The pound sterling - regarded as the world's oldest currency still in use since its inception more than a thousand years ago - is almost as volatile as new-comer Bitcoin as of late.
It's been almost a year since Bitcoin hit a record around $68,000. It's now trading at about $19,000. But in comparison, crypto volatility might be way down, prompting warnings from analysts about investor interest in the digital-asset sector. But it's not volatility that matters - it's volumes.
That's according to crypto trading firm Cumberland, which says that volumes, while off the highs of the year, "remain absolutely massive". Roughly $50 billion worth of Bitcoin derivatives - excluding spot and on-chain, as well as non-Bitcoin related activity - are cleared on exchanges each day, prompting the firm to posit that daily activity in crypto may be more than $100 billion, about one-fifth the figure for US stocks.
"This time is different"
"Recent volatility-driven concerns about the health of the crypto space likely stem from comparisons to the bear market of 2018, when volumes were dire," the firm said on Twitter. "This time is different."
Different volatility measures for the crypto space have come way down in recent days as the price of Bitcoin remains stuck in a narrow range around $19,000-$20,000. An index of Bitcoin volatility has dropped to its lowest level of the year.

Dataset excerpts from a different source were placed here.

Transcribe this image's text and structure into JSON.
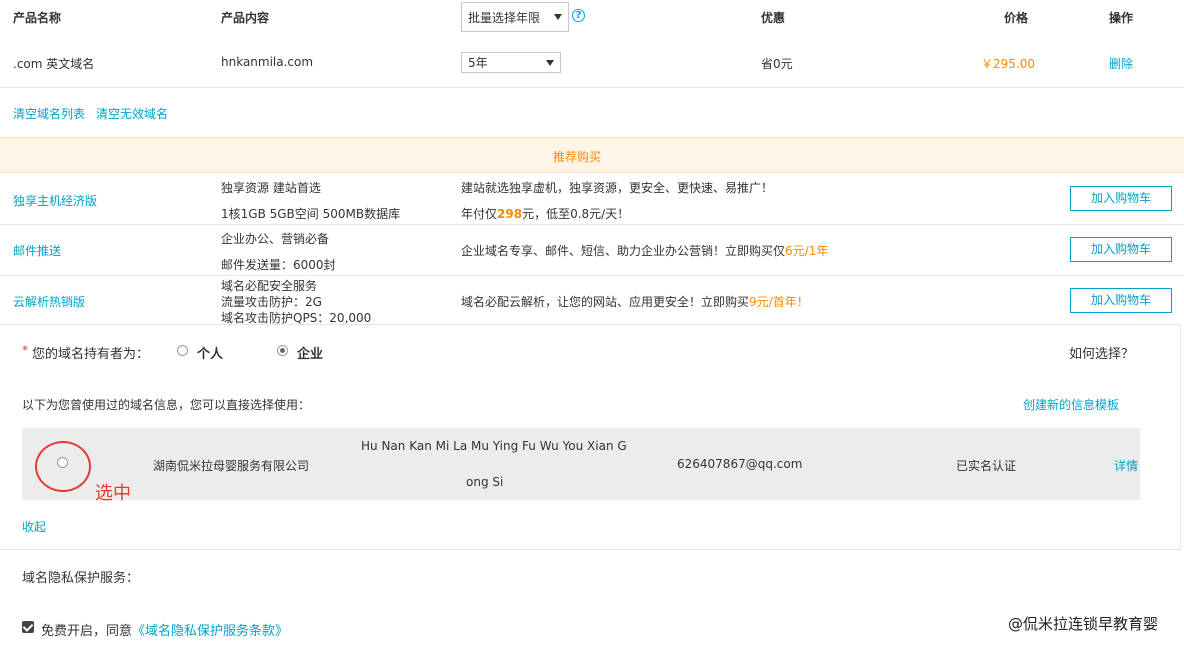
{
  "header": {
    "col_name": "产品名称",
    "col_content": "产品内容",
    "batch_select": "批量选择年限",
    "col_discount": "优惠",
    "col_price": "价格",
    "col_action": "操作"
  },
  "item": {
    "name": ".com 英文域名",
    "domain": "hnkanmila.com",
    "years": "5年",
    "discount": "省0元",
    "price": "￥295.00",
    "delete": "删除"
  },
  "list_actions": {
    "clear_list": "清空域名列表",
    "clear_invalid": "清空无效域名"
  },
  "recommend": {
    "title": "推荐购买",
    "items": [
      {
        "name": "独享主机经济版",
        "content_lines": [
          "独享资源 建站首选",
          "1核1GB 5GB空间 500MB数据库"
        ],
        "desc_line1": "建站就选独享虚机，独享资源，更安全、更快速、易推广！",
        "desc_pre": "年付仅",
        "desc_highlight": "298",
        "desc_post": "元，低至0.8元/天！",
        "button": "加入购物车"
      },
      {
        "name": "邮件推送",
        "content_lines": [
          "企业办公、营销必备",
          "邮件发送量：6000封"
        ],
        "desc_pre": "企业域名专享、邮件、短信、助力企业办公营销！立即购买仅",
        "desc_highlight": "6元/1年",
        "button": "加入购物车"
      },
      {
        "name": "云解析热销版",
        "content_lines": [
          "域名必配安全服务",
          "流量攻击防护：2G",
          "域名攻击防护QPS：20,000"
        ],
        "desc_pre": "域名必配云解析，让您的网站、应用更安全！立即购买",
        "desc_highlight": "9元/首年！",
        "button": "加入购物车"
      }
    ]
  },
  "holder": {
    "required_mark": "*",
    "label": "您的域名持有者为：",
    "option_personal": "个人",
    "option_company": "企业",
    "selected": "企业",
    "how_to_choose": "如何选择？"
  },
  "templates": {
    "hint": "以下为您曾使用过的域名信息，您可以直接选择使用：",
    "create_new": "创建新的信息模板",
    "entry": {
      "company_cn": "湖南侃米拉母婴服务有限公司",
      "company_en_line1": "Hu Nan Kan Mi La Mu Ying Fu Wu You Xian G",
      "company_en_line2": "ong Si",
      "email": "626407867@qq.com",
      "status": "已实名认证",
      "detail": "详情"
    },
    "annotation": "选中",
    "collapse": "收起"
  },
  "privacy": {
    "title": "域名隐私保护服务：",
    "agree_pre": "免费开启，同意",
    "agree_link": "《域名隐私保护服务条款》"
  },
  "watermark": "@侃米拉连锁早教育婴",
  "colors": {
    "link": "#00a2ca",
    "price": "#ff8a00",
    "recommend_bg": "#fff5e6",
    "annotation": "#e53935"
  }
}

But the takeaway from this trend shouldn't be that it represents a lack of interest in the digital-assets space, said Cumberland, the crypto offshoot of the Chicago-based trading giant DRW. Such analysis "is deeply problematic" because it "obfuscates the critical difference between trading volumes and price volatility."
Meanwhile, the British pound sank versus the dollar Friday, with investors rattled by political uncertainty following the resignation of UK Prime Minister Liz Truss. Sterling fell 1 per cent in morning London deals before recovering slightly to $1.1129.